The pathogen Francisella tularensis is highly contagious. This means that even smaller amounts of the pathogen are sufficient to trigger an infection. The incubation period is three to five days. Depending on the dose of infection, the route of infection and the virulence of the pathogen, the incubation period can be up to three weeks.
Tularemia is a reportable zoonosis. Although the disease is rather rare, it is often severe and life-threatening. A distinction can be made between an external (localized) and an internal (invasive) form.
The external ulceroglandular form is the most common form of tularemia. It starts very suddenly with a sharp rise in fever. Ulcers form at the point of entry of the pathogen. The local lymph nodes are inflamed with purulent inflammation. In oculoglandular tularemia, also known as parinaud conjunctivitis, the entry point of the pathogen is at the conjunctiva of the eye. It is recognizable as a yellow knot. In the eye, the pathogen causes painful inflammation of the conjunctiva (conjunctivitis). The lymph nodes on the neck and in front of the ear are swollen.

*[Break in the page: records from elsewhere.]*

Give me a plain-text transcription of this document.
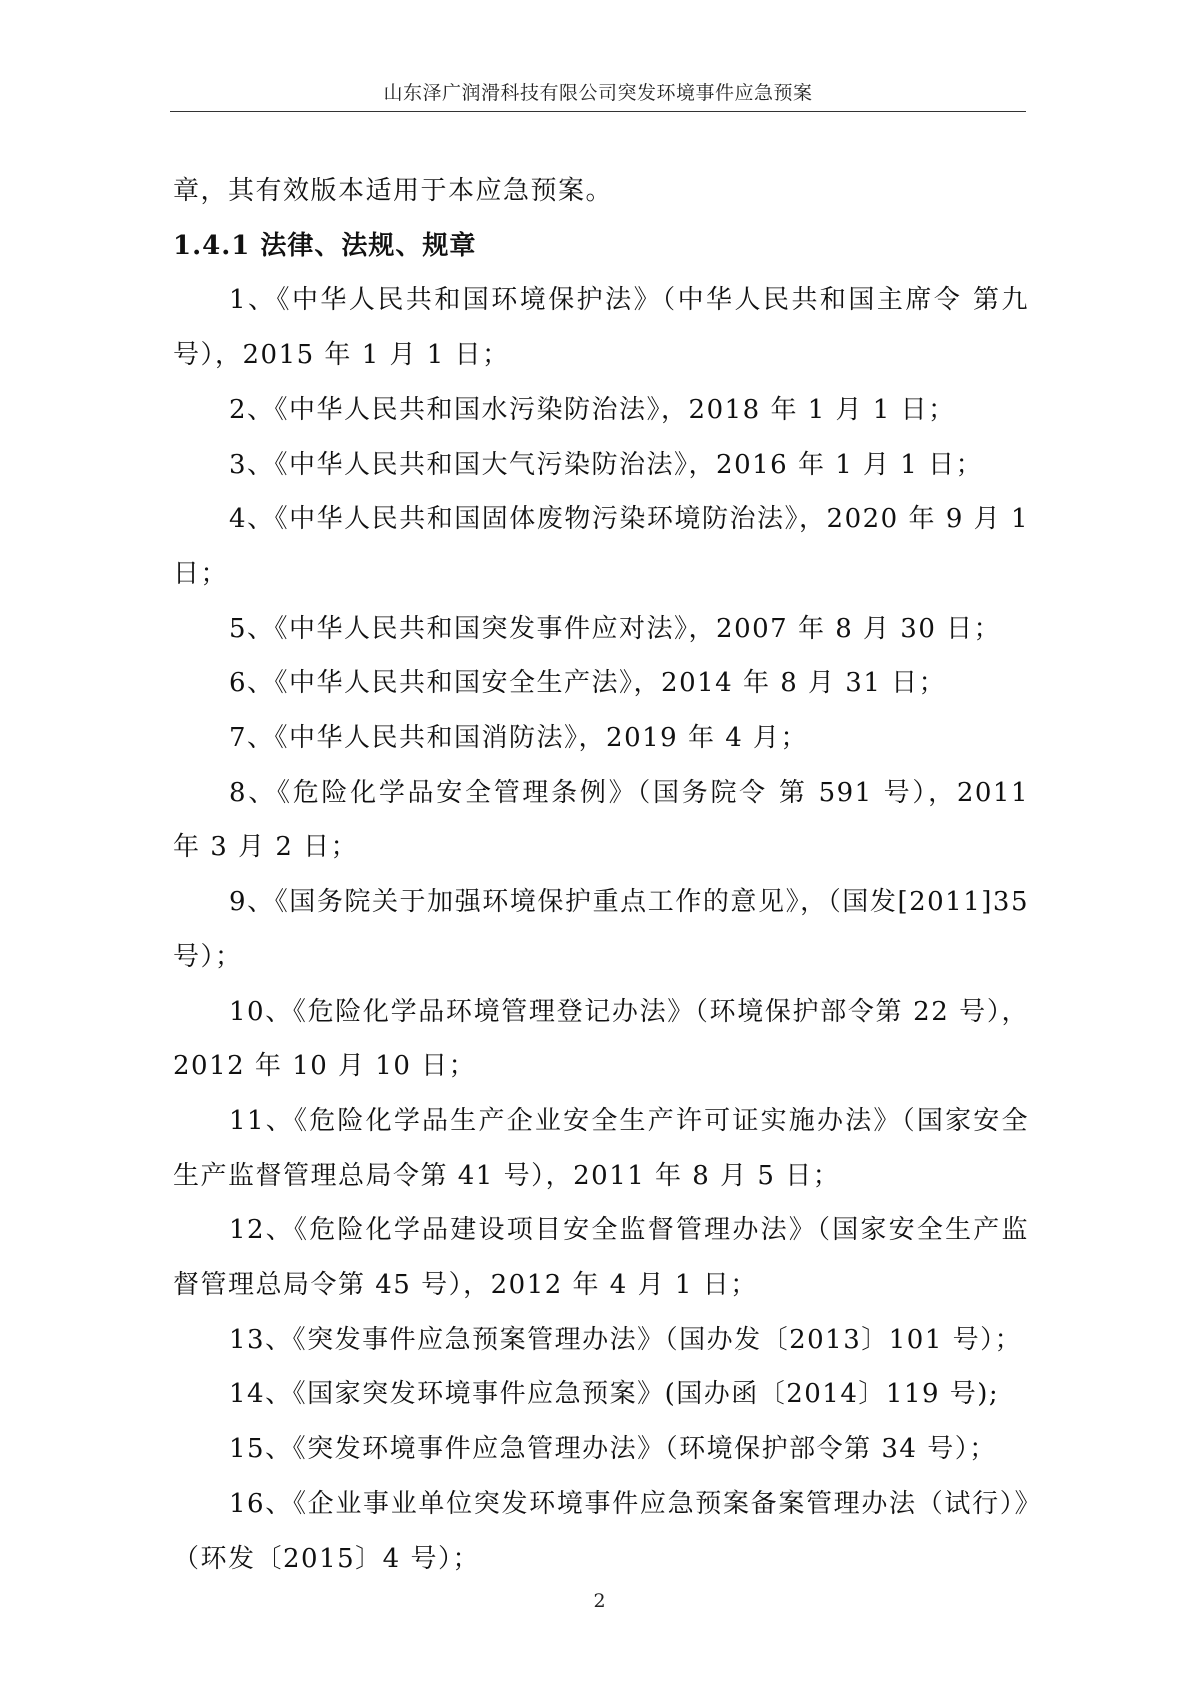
山东泽广润滑科技有限公司突发环境事件应急预案

章，其有效版本适用于本应急预案。

1.4.1 法律、法规、规章

1、《中华人民共和国环境保护法》（中华人民共和国主席令 第九号），2015 年 1 月 1 日；

2、《中华人民共和国水污染防治法》，2018 年 1 月 1 日；

3、《中华人民共和国大气污染防治法》，2016 年 1 月 1 日；

4、《中华人民共和国固体废物污染环境防治法》，2020 年 9 月 1 日；

5、《中华人民共和国突发事件应对法》，2007 年 8 月 30 日；

6、《中华人民共和国安全生产法》，2014 年 8 月 31 日；

7、《中华人民共和国消防法》，2019 年 4 月；

8、《危险化学品安全管理条例》（国务院令 第 591 号），2011 年 3 月 2 日；

9、《国务院关于加强环境保护重点工作的意见》，（国发[2011]35 号）；

10、《危险化学品环境管理登记办法》（环境保护部令第 22 号），2012 年 10 月 10 日；

11、《危险化学品生产企业安全生产许可证实施办法》（国家安全生产监督管理总局令第 41 号），2011 年 8 月 5 日；

12、《危险化学品建设项目安全监督管理办法》（国家安全生产监督管理总局令第 45 号），2012 年 4 月 1 日；

13、《突发事件应急预案管理办法》（国办发〔2013〕101 号）；

14、《国家突发环境事件应急预案》(国办函〔2014〕119 号);

15、《突发环境事件应急管理办法》（环境保护部令第 34 号）；

16、《企业事业单位突发环境事件应急预案备案管理办法（试行）》（环发〔2015〕4 号）；

2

In glandular tularemia, no portal of entry can be seen. The formation of ulcers also does not occur. Only the regional lymph nodes are swollen and painful. Glandulopharyngeal tularemia is found mainly in children. This is where ulcers form in the oral cavity and throat. The lymph nodes in the corner of the jaw are swollen.
When the pathogens are inhaled or reached the internal organs via the bloodstream, the internal or invasive form of the disease develops. Typhoid tularemia occurs primarily when slaughtering or working in the laboratory. The lungs and airways are often affected. Patients have a high fever, headaches and sweats. Lung abscesses are a dreaded complication of typhoid tularemia. In addition, the meninges (meningitis) can become inflamed. Inflammation of the middle skin (mediastinitis) or the pericardium (pericarditis) is possible. Other complications are rhabdomyolysis and osteomyelitis. Typhoid tularemia is also known as septic or generalized tularemia. It is very dangerous and has a high mortality rate.
Intestinal tularemia probably develops from the consumption of contaminated meat that has not been adequately heated. Typical symptoms are vomiting, nausea, sore throat, diarrhea and pain in the abdomen.
The second most common form of tularemia is pulmonary tularemia. It manifests itself in the form of inflammation of the lungs (pneumonia). Patients have cough with phlegm, shortness of breath, and chest pain. The abdominal tularemia shows a typhoid-like clinical picture. The liver and spleen are swollen. The patients suffer from diarrhea and abdominal pain.
Tularemia is treated with antibiotics. Streptomycin in particular has been shown to be effective. There is resistance to penicillin and sulfonamides. Even with antibiotic treatment, five percent of all invasive forms are fatal. Without treatment, the mortality rate is over 30 percent. The mortality of the American forms of tularemia is significantly higher than that of the European strains of Francisella tularensis.